Make the Customersthe Heroes: Put them in the story, in the drivers seat if possible, and empower the customer to somehow shape his or her own narrative through having a hand in his or her specific customer experience. “I want real,” the Chipotle customer says, looking at Cheapotle’s Fast Food Pyramid of Cheap, Fast, and Good. “Why isn’t real up there?”
Keep it Simple: Provide a simple structure that allows the customer to easily identify how your story relates to his or her own. The consumer should be able to easily pick up on the desired outcome of the narrative and understand fundamentally how it relates to him or her in application. To the woman ordering her burrito bowl, her desired outcome is simple: She wants real food, prepared naturally, and in a real kitchen.
Be Human: The customer needs to see just enough behind the curtain to know that brands are delivering what they say they will. More importantly, customers need to see as much of the wizard as possible. They need to see that real people are behind the transaction and looking to empathize with their challenges. Chipotle understands that good health is important to everyone. Even though it’s more expensive to offer GMO-free meat, the company has managed to build a brand with a market cap of $22.2 billion, and people are eating up its story.
Applying the “Good Story” Fundamentals to Content
Once you’ve established a firm understanding of the fundamentals, the question of how to be a good storyteller is really about how to create an infrastructure for applying the fundamentals of a good, emotion-driven narrative to content creation—without being too generic or high level.
Rather than initially focusing on specific tactics or channels, start by establishing a foundation of understanding the customer so that you can focus on creating value to deepen the connection.
Here are a few starting points to consider:
Gather customer feedback. Involve customer service and sales and focus on more of the personal conversation happening on the ground floor of the customer experience. Find specific challenges expressed in conversations with customers and prospects so marketing can align those insights into identified needs with subject matter expertise.
Map out customer personas and their paths from intent all the way to conversion. That way you can structure different elements of the story to align with a specific target audience and craft an overall narrative that provides customers different paths to get from first engagement or entry point to their desired outcome.
Get personal and share the ‘Why’ that drives company leadership out of bed and the ups and downs of your/their own hero’s journey from obscurity to success. Give the customer opportunity to connect to the characters in your business’ story on a personal level. A great example would be Steve Kamb of Nerd Fitness, who routinely puts himself, his story, and his own fitness adventures front and center to use as a teaching tool. It creates a stronger connection to Steve and lends personal credibility and legitimacy to his products. The question is how you can best represent your company’s personal narrative in a way that is both genuine and human without being trite or strategically authentic.

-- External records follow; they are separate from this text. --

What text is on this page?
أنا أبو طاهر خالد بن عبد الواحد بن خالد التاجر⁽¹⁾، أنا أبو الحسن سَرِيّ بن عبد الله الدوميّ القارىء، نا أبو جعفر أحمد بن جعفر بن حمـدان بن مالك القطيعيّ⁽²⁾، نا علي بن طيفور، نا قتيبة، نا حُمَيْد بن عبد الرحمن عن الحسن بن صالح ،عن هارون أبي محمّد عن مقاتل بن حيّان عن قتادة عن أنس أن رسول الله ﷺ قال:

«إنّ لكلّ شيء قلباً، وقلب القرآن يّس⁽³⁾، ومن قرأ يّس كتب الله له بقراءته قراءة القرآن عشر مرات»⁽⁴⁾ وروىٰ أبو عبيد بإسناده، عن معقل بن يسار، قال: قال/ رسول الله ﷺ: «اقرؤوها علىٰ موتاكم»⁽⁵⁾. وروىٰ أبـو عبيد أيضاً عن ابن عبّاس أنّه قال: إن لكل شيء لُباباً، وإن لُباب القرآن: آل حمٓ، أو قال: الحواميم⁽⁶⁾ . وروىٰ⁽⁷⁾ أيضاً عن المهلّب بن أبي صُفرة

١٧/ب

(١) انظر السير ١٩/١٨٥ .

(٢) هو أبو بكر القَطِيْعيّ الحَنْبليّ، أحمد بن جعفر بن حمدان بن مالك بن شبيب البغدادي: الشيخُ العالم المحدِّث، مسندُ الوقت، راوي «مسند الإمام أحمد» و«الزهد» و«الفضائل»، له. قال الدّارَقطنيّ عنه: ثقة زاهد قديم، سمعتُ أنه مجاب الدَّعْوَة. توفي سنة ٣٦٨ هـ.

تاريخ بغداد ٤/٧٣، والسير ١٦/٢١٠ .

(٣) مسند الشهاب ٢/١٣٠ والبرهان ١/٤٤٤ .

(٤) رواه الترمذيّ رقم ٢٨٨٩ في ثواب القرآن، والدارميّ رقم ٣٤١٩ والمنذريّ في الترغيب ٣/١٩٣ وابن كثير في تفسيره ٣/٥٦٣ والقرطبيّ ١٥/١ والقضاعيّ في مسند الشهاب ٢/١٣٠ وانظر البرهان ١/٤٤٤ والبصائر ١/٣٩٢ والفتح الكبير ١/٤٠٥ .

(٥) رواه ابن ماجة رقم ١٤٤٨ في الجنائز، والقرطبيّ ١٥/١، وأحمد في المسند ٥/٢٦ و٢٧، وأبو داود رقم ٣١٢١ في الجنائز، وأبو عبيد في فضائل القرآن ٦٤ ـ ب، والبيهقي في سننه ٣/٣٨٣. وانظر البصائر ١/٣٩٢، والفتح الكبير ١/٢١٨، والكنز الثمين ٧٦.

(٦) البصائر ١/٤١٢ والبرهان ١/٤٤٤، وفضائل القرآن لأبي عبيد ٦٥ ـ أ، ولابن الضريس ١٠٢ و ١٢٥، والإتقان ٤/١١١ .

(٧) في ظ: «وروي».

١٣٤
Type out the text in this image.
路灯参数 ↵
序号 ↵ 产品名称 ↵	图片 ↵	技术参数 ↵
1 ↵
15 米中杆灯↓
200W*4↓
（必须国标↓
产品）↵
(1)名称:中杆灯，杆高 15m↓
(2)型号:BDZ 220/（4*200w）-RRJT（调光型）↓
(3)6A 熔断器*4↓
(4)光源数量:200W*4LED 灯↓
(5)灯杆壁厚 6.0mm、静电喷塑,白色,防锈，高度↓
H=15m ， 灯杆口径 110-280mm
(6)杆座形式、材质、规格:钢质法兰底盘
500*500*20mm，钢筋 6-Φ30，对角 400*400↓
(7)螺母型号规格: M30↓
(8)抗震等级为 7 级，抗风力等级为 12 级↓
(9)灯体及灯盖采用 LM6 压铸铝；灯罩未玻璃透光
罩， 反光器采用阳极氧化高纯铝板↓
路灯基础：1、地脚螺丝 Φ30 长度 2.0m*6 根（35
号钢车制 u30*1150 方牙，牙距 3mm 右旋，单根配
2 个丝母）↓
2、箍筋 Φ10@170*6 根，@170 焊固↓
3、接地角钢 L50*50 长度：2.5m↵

Encourage and empower customers to share their stories in relation to your own. Give them an outlet for expression so that they can carry that connection beyond the end game. Not just a conversion built from emotional connection—but a conversation that gives residual value and makes the story more innately personal.
The trick here is to avoid getting trapped in campaigning emotional connection to customers by trying to trick them into caring about your business.
The framework of the story you tell as a brand has to be built on something fundamentally sound, meaning your characters need to not only be relatable and human but your business narrative also needs to be anchored by tangible value that the customer can immediately relate to what brought them to your doorstep in the first place.